## Statistical physics of network inference for interpretable machine learning

**Dates:** from Sept. 1, 2023 to Aug. 31, 2026

**Funder**: MINECO (Spain)

**Project id**: PID2022-142600NB-I00

**Total Funding**: 142,500€

**Node Funding**: 142,500€

**Visit the project web page**

Networks are representations of systems whose constituent parts interact with each other in non-trivial ways. They are used to model a wide range of complex systems, including physical, chemical, biological, transportation, and social systems. Within this context, network inference is the process of inferring the underlying structure or underlying properties of a network from observational data. The goal of network inference is to reconstruct the underlying network from data and to identify the key features of the network such as the presence of communities or the existence of key nodes, or to characterize the overall network structure. Network inference is an important step in the analysis of complex systems, as it allows researchers to understand the underlying mechanisms that govern the interactions between the constituent parts of the system. Even more important, it also allows researchers to make specific predictions about the systems. In this last sense, network inference has allowed network science to become a predictive (rather than just descriptive) science.
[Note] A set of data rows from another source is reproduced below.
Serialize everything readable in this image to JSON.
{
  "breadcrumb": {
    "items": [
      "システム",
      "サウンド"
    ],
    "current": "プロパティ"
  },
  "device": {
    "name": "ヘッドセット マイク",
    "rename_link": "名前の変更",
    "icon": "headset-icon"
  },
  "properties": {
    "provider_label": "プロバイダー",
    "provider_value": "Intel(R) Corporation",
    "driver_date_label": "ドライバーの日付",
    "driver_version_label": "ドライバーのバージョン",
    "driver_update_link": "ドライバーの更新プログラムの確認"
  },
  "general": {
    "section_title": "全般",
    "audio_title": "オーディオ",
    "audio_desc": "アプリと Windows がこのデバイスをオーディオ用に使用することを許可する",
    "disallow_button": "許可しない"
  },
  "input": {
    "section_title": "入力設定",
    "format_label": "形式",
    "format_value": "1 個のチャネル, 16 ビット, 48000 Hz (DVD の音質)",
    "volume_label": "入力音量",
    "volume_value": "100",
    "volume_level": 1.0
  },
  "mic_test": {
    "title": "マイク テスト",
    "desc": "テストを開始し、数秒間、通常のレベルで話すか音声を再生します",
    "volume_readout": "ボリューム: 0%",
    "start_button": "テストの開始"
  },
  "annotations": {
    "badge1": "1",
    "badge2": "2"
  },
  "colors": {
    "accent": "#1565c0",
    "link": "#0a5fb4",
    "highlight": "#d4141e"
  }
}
Besides helping in problems that are network problem per se, network inference is also opening new doors to tackle an increasingly important problem in statistical machine learning, namely, the lack of interpretability of models. Indeed, lack of interpretability is a source of concern in deep learning for several reasons: (i) difficulty in understanding the decision-making process of the model; (ii) difficulty in identifying and correcting biases and errors; (iii) lack of trust in the model; (iv) difficulty in complying with regulations related to data privacy and bias that require that models be interpretable; and (v) difficulty in using the model for certain applications such as healthcare and finance, where interpretability is crucial for ensuring safety and fairness. Although this problem seems, in principle, to go beyond network science, a promising approach that we have recently put forward is Bayesian symbolic regression, which leverages network representations of closed-form mathematical expressions and transforms the problem of formulating interpretable models into a network inference problem.
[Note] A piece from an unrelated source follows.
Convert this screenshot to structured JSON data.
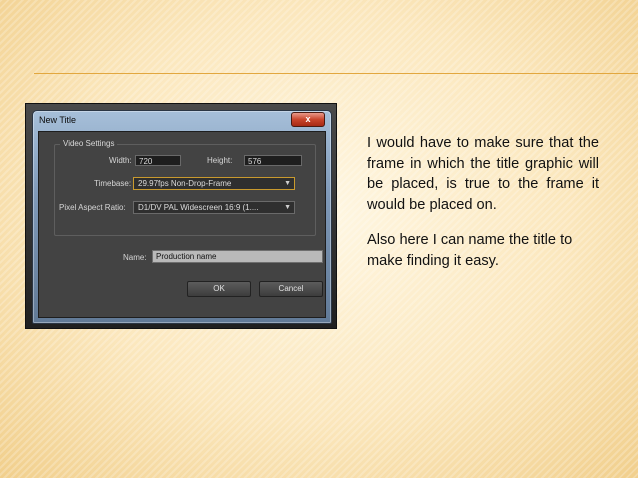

The general objective of this project is to develop statistical physics tools, based on network representations, network models and network inference, for statistical machine learning approaches that are interpretable as well as predictive.

### Publications

- Bayesian estimation of information-theoretic metrics for sparsely sampled distributions - Chaos, Solitons & Fractals 180 , 114564 (2024).
- Hyperedge prediction and the statistical mechanisms of higher-order and lower-order interactions in complex networks - Proc. Natl. Acad. Sci. USA 120 (50) , e2303887120 (2023).